Remember this photo of Goose Lake Prairie? Let’s paint it.
Here’s an early tip: Get a nice glossy, large reference photo, of real good quality before you try to paint. I only paint from my computer screen when I absolutely have to. My screen is really small and my eyes bug out from that bright screen even if I dim it. Now, my home printer never has color ink because nobody will refill it, so I found a little trick…..upload your photo to www.walgreens.com, pick a nice size (at least 8×10), choose a glossy finish, pick which Walgreens to pick it up from, and pay when you get there….and it’s only 3 bucks! The best thing is, if you’re in the mood to paint they can have it ready in one hour! For some reason, we have a Walgreens on every block…just like McDonalds, so picking up a print is super convenient for me. Now, Walgreens is not paying me a thing to advertise their store, but when I know a helpful trick that works, I like to share it.
The only other thing I would advise is to put your photo in a protective clear sleeve before you start to paint. You’ll be surprised how fast you can damage the photo from a dot of turpenoid or water! I’ve done it plenty of times.
First, we make a nice under painting. I chose to crop the photo which I decided at the last minute. I realized my focal point was the white herons and the black soil, if I painted all those grass blades, the viewer might be distracted and frustrated. Let’s make viewing art pleasurable, real life is distracting enough! Notice I didn’t use a ton of pastels in the first step, actually I could have used less and would have been just fine. A little turpenoid goes a long way.

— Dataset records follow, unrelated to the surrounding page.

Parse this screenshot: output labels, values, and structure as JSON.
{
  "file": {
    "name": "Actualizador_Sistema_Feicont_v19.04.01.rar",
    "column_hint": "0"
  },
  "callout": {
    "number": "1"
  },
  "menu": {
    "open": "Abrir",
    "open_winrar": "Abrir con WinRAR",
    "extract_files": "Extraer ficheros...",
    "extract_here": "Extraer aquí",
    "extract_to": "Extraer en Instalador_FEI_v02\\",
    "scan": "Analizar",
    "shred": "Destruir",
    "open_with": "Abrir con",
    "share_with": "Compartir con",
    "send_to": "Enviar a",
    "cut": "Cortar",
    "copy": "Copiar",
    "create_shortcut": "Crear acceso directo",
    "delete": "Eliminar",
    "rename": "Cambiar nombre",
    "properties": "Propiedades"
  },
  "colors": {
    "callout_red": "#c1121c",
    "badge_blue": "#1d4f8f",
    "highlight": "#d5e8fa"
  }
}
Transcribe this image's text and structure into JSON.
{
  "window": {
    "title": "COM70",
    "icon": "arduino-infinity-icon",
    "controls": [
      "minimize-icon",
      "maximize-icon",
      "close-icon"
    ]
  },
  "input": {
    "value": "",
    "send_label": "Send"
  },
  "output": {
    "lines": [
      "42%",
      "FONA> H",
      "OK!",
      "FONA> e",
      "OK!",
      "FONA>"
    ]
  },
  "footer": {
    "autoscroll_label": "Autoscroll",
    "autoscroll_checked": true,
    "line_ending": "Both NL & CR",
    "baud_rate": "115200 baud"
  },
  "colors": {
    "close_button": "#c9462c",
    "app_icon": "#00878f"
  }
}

Next, with a cheap 1″ paint brush, we dip it in some turpenoid and spread the pastel around. Remember we are using Kitty Wallis paper, it allows us to get it wet without falling apart. Nice bold amethyst color anchors our painting. Good beginning.
In the third step, we overlap with more subtle colors. In the sky first, distant trees and grasses next, and then in the water.
Here comes the fun part. Move the surface of the water with your finger! Blend it horizontally from side to side. Don’t cover up all of the bold amethyst color or your painting will feel heavy.
Finally we add our heron friends and an island of grasses. There were four herons that day, but an odd number of objects is always safe to use in artwork, it makes it more interesting. Don’t forget their little white reflections in the water too! Oh yeah…just like your trees should have “sky holes”, don’t forget your grasses should have “water holes”, they need to breath too.
This painting is titled: Prairie Oasis, and is 14×11. This painting is a gift for my mom, who is also a nature lover and it will always remind her of our fun adventures at Goose Lake Prarie!